Courrier international

Selon le rapport international The State of Carbon Dioxyde Removal (SCDR) sur l’état de la capture de carbone à travers le monde, chaque année ce ne sont pas moins de deux milliards de tonnes de CO₂ qui sont soustraites à l’atmosphère terrestre. Un chiffre impressionnant “qui ne sera pas suffisant pour satisfaire les objectifs des accords de Paris, qui prévoient de limiter le réchauffement global sous les 2 °C”, souligne la revue scientifique Nature.
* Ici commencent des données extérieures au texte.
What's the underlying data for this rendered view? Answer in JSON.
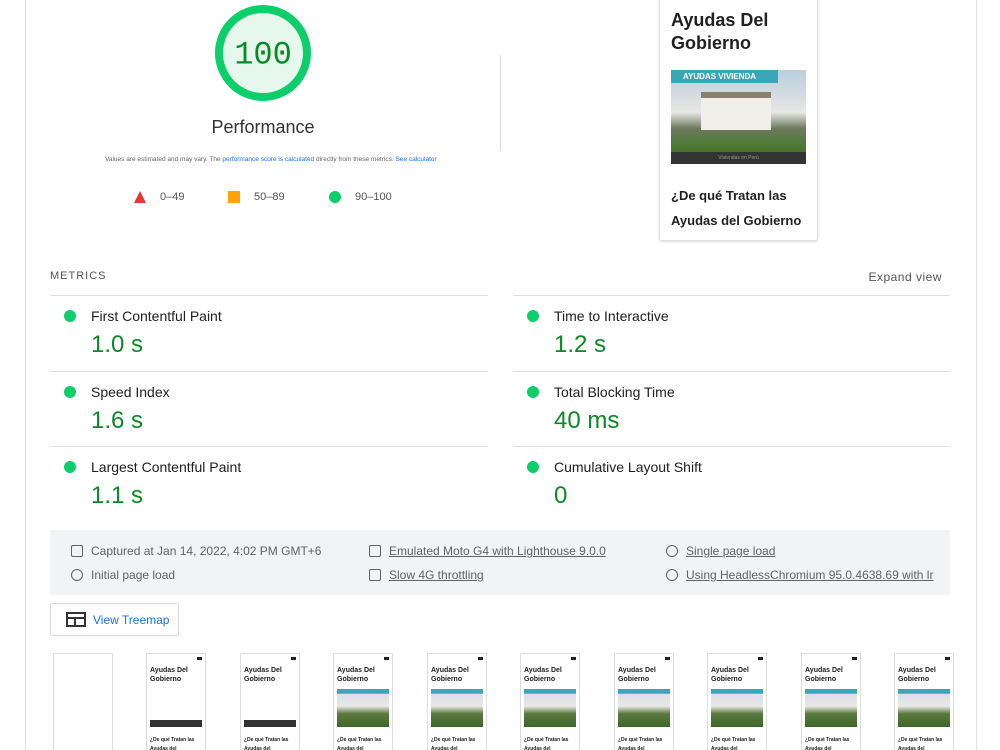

“Si nous voulons atteindre les objectifs des accords de Paris, nous nous devons de limiter notre dépendance à la capture de CO₂ atmosphérique et de commencer à réduire nos émissions”, précise Jan Minx, chercheur en climatologie à l’Institut de recherche Mercator à Berlin, qui a contribué à la rédaction du rapport. En effet, la réduction de nos émissions de CO₂ reste pour le moment notre seul salut.

En 2021, les émissions liées aux énergies fossiles étaient, selon l’Agence internationale de l’énergie, de 33 milliards de tonnes. Comparé aux deux milliards captés tous les ans par les méthodes dites “conventionnelles” (boisement, reboisement et gestion des forêts), il est sûr que notre budget carbone à ne pas dépasser avant 2050 pour garder une chance de rester sous les 2 °C de réchauffement, évalué par le Giec entre 400 et 500 milliards de tonnes de CO₂, risque de fondre comme neige au soleil.

Multiplier la capture par 1 300

En matière de capture, les nouvelles technologies font pâle figure et ne séquestrent que 0,1 % des 2 milliards captés, soit 2,3 millions de tonnes par an. “Un chiffre qui pourrait monter à 11,7 millions de tonnes par an d’ici à 2025 si tous les projets en développement se concrétisent”, écrit Nature.

Selon Jan Minx, “il est impératif de développer de manière agressive les technologies de capture de CO₂”. Le SCDR est clair concernant l’objectif à atteindre : “La capture de CO₂ faite par les nouvelles technologies à besoin d’augmenter d’un facteur 1 300 d’ici à 2050 pour limiter le réchauffement sous les 2 °C.”